WASHINGTON – The Labor Department said worker productivity grew at an even faster pace in the fourth quarter of last year than previously indicated.
Productivity, which is the amount of output per hour of work, increased at an annual rate of 5.2 percent in the October-December quarter. That compares with the 3.5 percent previously reported for the quarter. For the entire year, productivity increased just 1.9 percent compared with 3.3 percent in all of 2000.
Meanwhile, new claims for unemployment insurance dipped slightly last week, continuing an overall slide this year that indicates companies are easing layoffs as signs of economic recovery bloom.
The Labor Department reported Thursday that initial claims for jobless benefits for the work week ending March 2 fell by a seasonally adjusted 5,000 to 376,000.
The more stable four-week moving average of claims, which smoothes out week-to-week volatility, sank last week to 372,750. That was the lowest level since Aug. 11, when claims stood at 372,000.
Then, analysts thought the slumping economy was starting to show tentative signs of a revival. But the economy was dealt a considerable setback by the Sept. 11 terrorist attacks, which jolted already fragile consumer confidence, disrupted business nationwide and caused layoffs to rocket.

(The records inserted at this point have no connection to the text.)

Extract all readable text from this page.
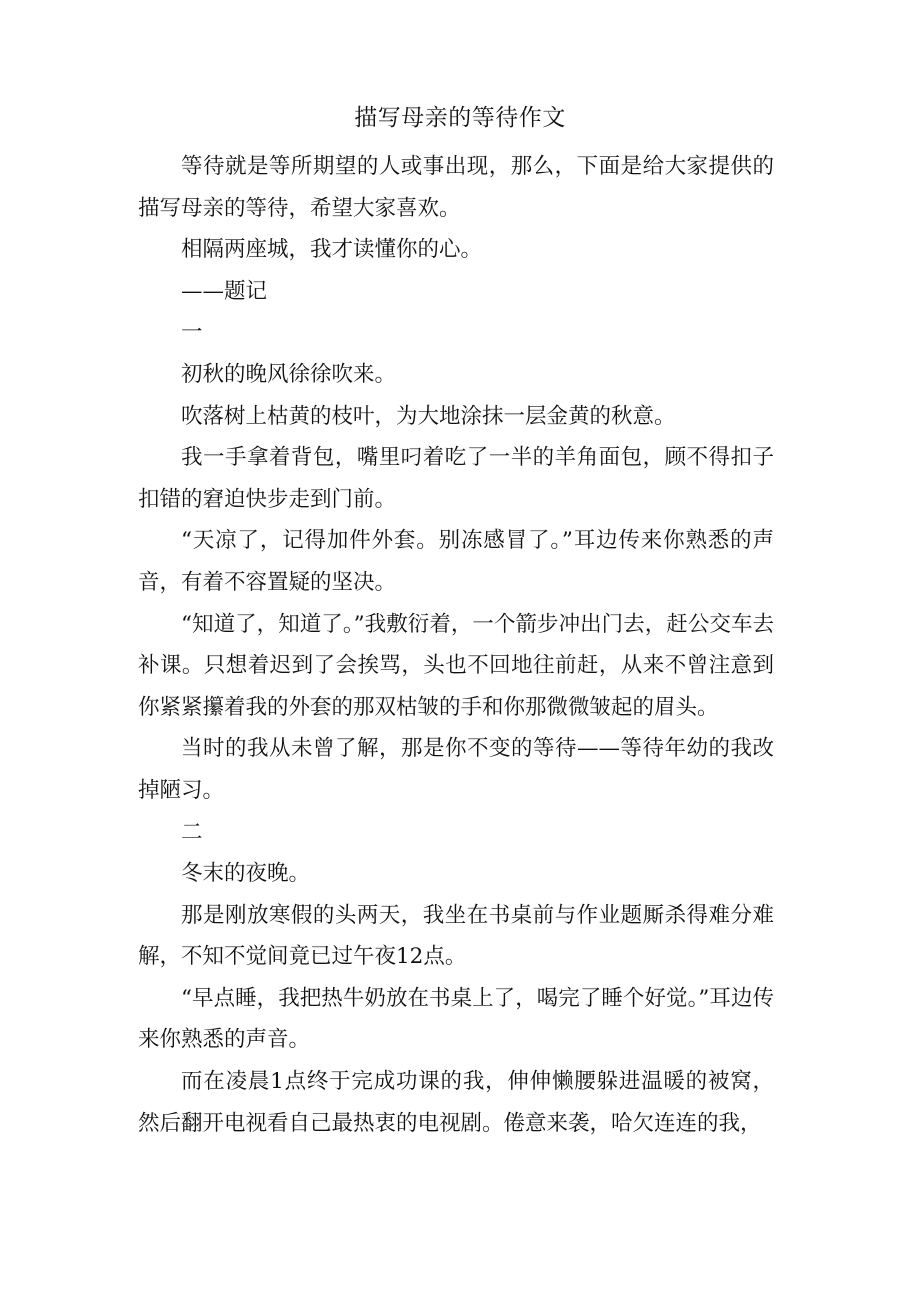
描写母亲的等待作文

等待就是等所期望的人或事出现，那么，下面是给大家提供的描写母亲的等待，希望大家喜欢。

相隔两座城，我才读懂你的心。

——题记

一

初秋的晚风徐徐吹来。

吹落树上枯黄的枝叶，为大地涂抹一层金黄的秋意。

我一手拿着背包，嘴里叼着吃了一半的羊角面包，顾不得扣子扣错的窘迫快步走到门前。

“天凉了，记得加件外套。别冻感冒了。”耳边传来你熟悉的声音，有着不容置疑的坚决。

“知道了，知道了。”我敷衍着，一个箭步冲出门去，赶公交车去补课。只想着迟到了会挨骂，头也不回地往前赶，从来不曾注意到你紧紧攥着我的外套的那双枯皱的手和你那微微皱起的眉头。

当时的我从未曾了解，那是你不变的等待——等待年幼的我改掉陋习。

二

冬末的夜晚。

那是刚放寒假的头两天，我坐在书桌前与作业题厮杀得难分难解，不知不觉间竟已过午夜12点。

“早点睡，我把热牛奶放在书桌上了，喝完了睡个好觉。”耳边传来你熟悉的声音。

而在凌晨1点终于完成功课的我，伸伸懒腰躲进温暖的被窝，然后翻开电视看自己最热衷的电视剧。倦意来袭，哈欠连连的我，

Claims peaked last year on Sept. 29 at 535,000, and have remained below 400,000 so far this year.
The fourth-quarter improvement in productivity came at a price. Businesses responded to slumping sales by sharply cutting back their payrolls. Workers' hours in the fourth quarter fell at a 3.8 percent rate. That caused the total number of hours worked to drop at a faster pace than output -- creating a rise in productivity.
For the year, workers' hours fell 0.9 percent -- the first annual decline since 1992, when the country was marred in the last recession.
Economists predict that when the Labor Department releases its monthly unemployment report Friday, it will show the nation's jobless rate ticked up in February from 5.6 percent, possibly to 5.8 percent. That's because businesses have been reluctant to hire back workers as they wait for more sure signs of definite economic recovery.
But analysts do expect the report to show some job growth, possibly as much as 13,000 new jobs added to payrolls.
A series of recent economic reports has indicated the recession, which began in March 2001, probably has ended and will be recorded as one of the mildest in U.S. history.
Federal Reserve Chairman Alan Greenspan gave Congress his economic assessment last week, saying the country is on the road to recovery, but Americans should not expect a red-hot rebound.
Because consumers kept buying throughout the slump, they will have less pent-up demand. That means spending probably will not rise as quickly as in past rebounds, Greenspan and other economists said.
The Federal Reserve meets March 19 to consider interest rate policy. Economists predict the Fed, which sliced short-term interest rates 11 times last year, will hold them steady as it did at January's meeting.